To answer Question 1, we measure the \(R_MSE \) for different values of \(\ell \) for synthetically-generated data in both the HP and VP settings (see Fig. 2). With the increasing of \(\ell \), regardless of the values of n and d, the value of \(R_MSE \) decreases very rapidly, while the efficiency degrades. Indeed, because of (4), the value of \(\ell \) has effect on the bit-length of the plaintexts and ciphertexts. For this reason, we recommend to choose \(\ell \) equal to a small integer (e.g., \(\ell =3\)). This choice allows to have a negligible error rate (e.g., \(R_MSE \) of order \(10^{-4}\)) without degrading the system efficiency.

Table 1. Running times (secs) for synthetic data in the HP and VP settings (\(\ell =3\)).

To answer Question 2 and assess the effect of parameters n and d on our system’s performance, we report in Table 1 the running time of each step of the system when it is run on synthetic data. The advantage of this approach is that we can run experiments for a wide range of parameters values. For Step 2 in Phase 1 (Protocol \(\varPi _{1,\mathrm {hor}}\) in the HP setting, Protocol \(\varPi _{1,\mathrm {arb}}\) in the VP setting) we report the average running time for one data-owner. In Protocol \(\varPi _{1,\mathrm {hor}}\), Step 2 is the most expensive one. Here, the data-owner \(\mathrm {DO}_k\) computes the \(d\times d\) matrix \(A_k\) and encrypts its entries. In our setting (n data points evenly split among the ten data-owners), this costs \(\varTheta (nd^2)\) arithmetic operations on plaintext values and \(\varTheta (d^2)\) encryptions for one data-owner. We verified that the costs of the encryptions is dominant for all values of n considered here.Footnote 15 In Step 3 of \(\varPi _{1,\mathrm {hor}}\), the \(\mathrm {MLE}\) computes the encryption of A and \({\varvec{b}}\) using approximately \(\varTheta (d^2)\) ciphertexts additions (i.e., multiplications modulo N), which turns out to be fast. In \(\varPi _{1,\mathrm {arb}}\), Step 3 is the most expensive step, here the \(\mathrm {MLE}\) performs \(\varTheta (nd^2)\) ciphertexts operation to compute \({\mathsf {Enc}}_ pk (A)\) and \({\mathsf {Enc}}_ pk ({\varvec{b}})\). In particular, the running time of \(\varPi _{1,\mathrm {arb}}\) is more influenced by the value of n than that of \(\varPi _{1,\mathrm {hor}}\) and \(\varPi _2\). Finally, for \(\varPi _2\) the results in Table 1 show that Step 1 requires longer time compared to the other two steps because of the \(\varTheta (d^3)\) operations done on ciphertexts. Step 2 and 3 require \(\varTheta (d^2)\) decryptions and \(\varTheta (d^2)\) operations on plaintexts and therefore are faster (e.g., less then 27 s for both the steps for a dataset of one hundred thousands instances with 40 features).

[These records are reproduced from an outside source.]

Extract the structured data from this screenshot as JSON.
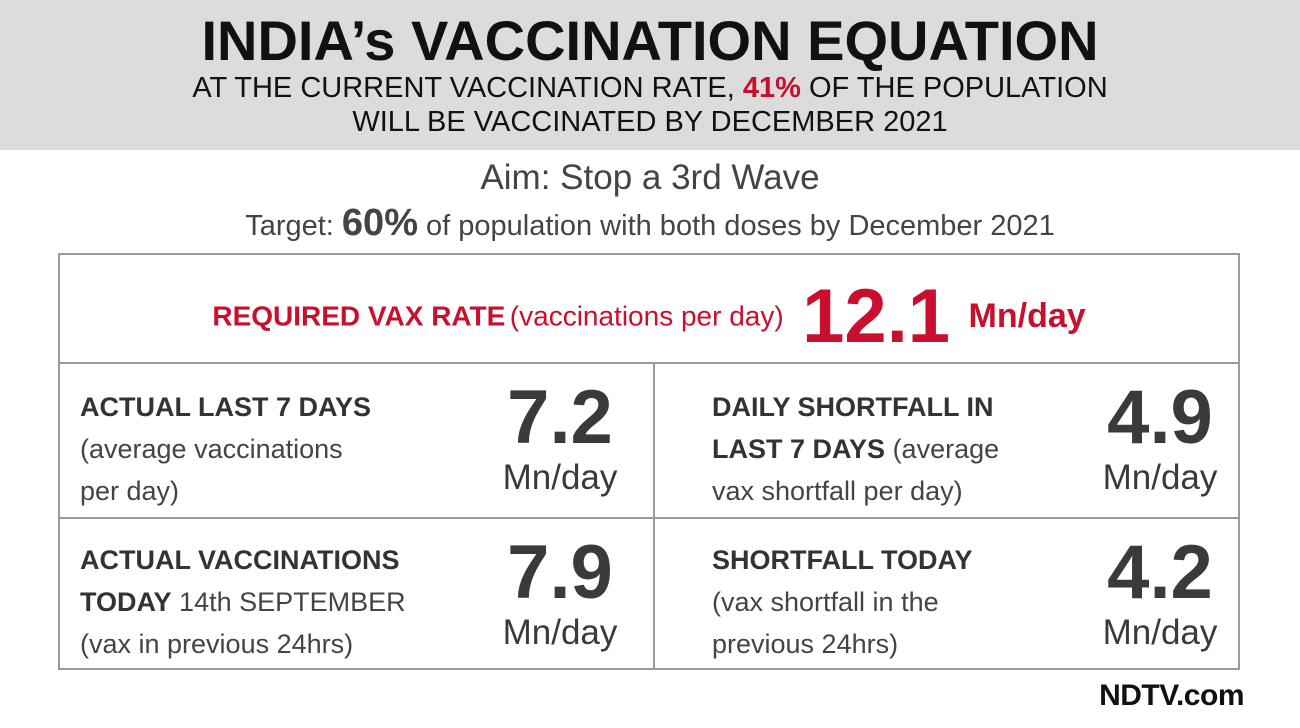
{
  "header": {
    "title": "INDIA’s VACCINATION EQUATION",
    "line1_pre": "AT THE CURRENT VACCINATION RATE, ",
    "line1_pct": "41%",
    "line1_post": " OF THE POPULATION",
    "line2": "WILL BE VACCINATED BY DECEMBER 2021"
  },
  "aim": "Aim: Stop a 3rd Wave",
  "target": {
    "pre": "Target: ",
    "pct": "60%",
    "post": " of population with both doses by December 2021"
  },
  "required": {
    "label": "REQUIRED VAX RATE",
    "paren": "(vaccinations per day)",
    "value": "12.1",
    "unit": "Mn/day"
  },
  "cells": {
    "last7": {
      "heading": "ACTUAL LAST 7 DAYS",
      "line2": "(average vaccinations",
      "line3": "per day)",
      "value": "7.2",
      "unit": "Mn/day"
    },
    "shortfall7": {
      "heading1": "DAILY SHORTFALL IN",
      "heading2": "LAST 7 DAYS",
      "line2_rest": " (average",
      "line3": "vax shortfall per day)",
      "value": "4.9",
      "unit": "Mn/day"
    },
    "today": {
      "heading1": "ACTUAL VACCINATIONS",
      "heading2": "TODAY",
      "line2_rest": " 14th SEPTEMBER",
      "line3": "(vax in previous 24hrs)",
      "value": "7.9",
      "unit": "Mn/day"
    },
    "shortfall_today": {
      "heading": "SHORTFALL TODAY",
      "line2": "(vax shortfall in the",
      "line3": "previous 24hrs)",
      "value": "4.2",
      "unit": "Mn/day"
    }
  },
  "logo": "NDTV.com",
  "colors": {
    "accent": "#c8102e",
    "header_bg": "#dcdcdc",
    "text": "#333333",
    "border": "#9a9a9a"
  }
}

To answer Question 3 and show the practicality of our system we report in Table 2 the total running time and communication overhead for seven different UCI datasets (references in [14, Appendix A.4]). Some of these datasets were used also in [12, 23]. For example, [23] reports a running time of 45 s and a communication overhead of 83 MB (69 MB, resp.) for the Phase 2 of their system run on the dataset “forest” (“wine”, resp.) ([23, Table I]). Our protocol \(\varPi _2\) for the same datasets takes about 3 s with less then 83 kB sent. Phase 2 of the system presented in [12] runs on the dataset “student” in 19 s ([12, Table 3]) and we estimate an overhead of 3 GB (20 CGD iterations). Protocol \(\varPi _2\) on the same dataset runs in about 40 s with 484 kB of overhead.

Table 2. Running times (secs) for UCI datasets in the HP and VP settings.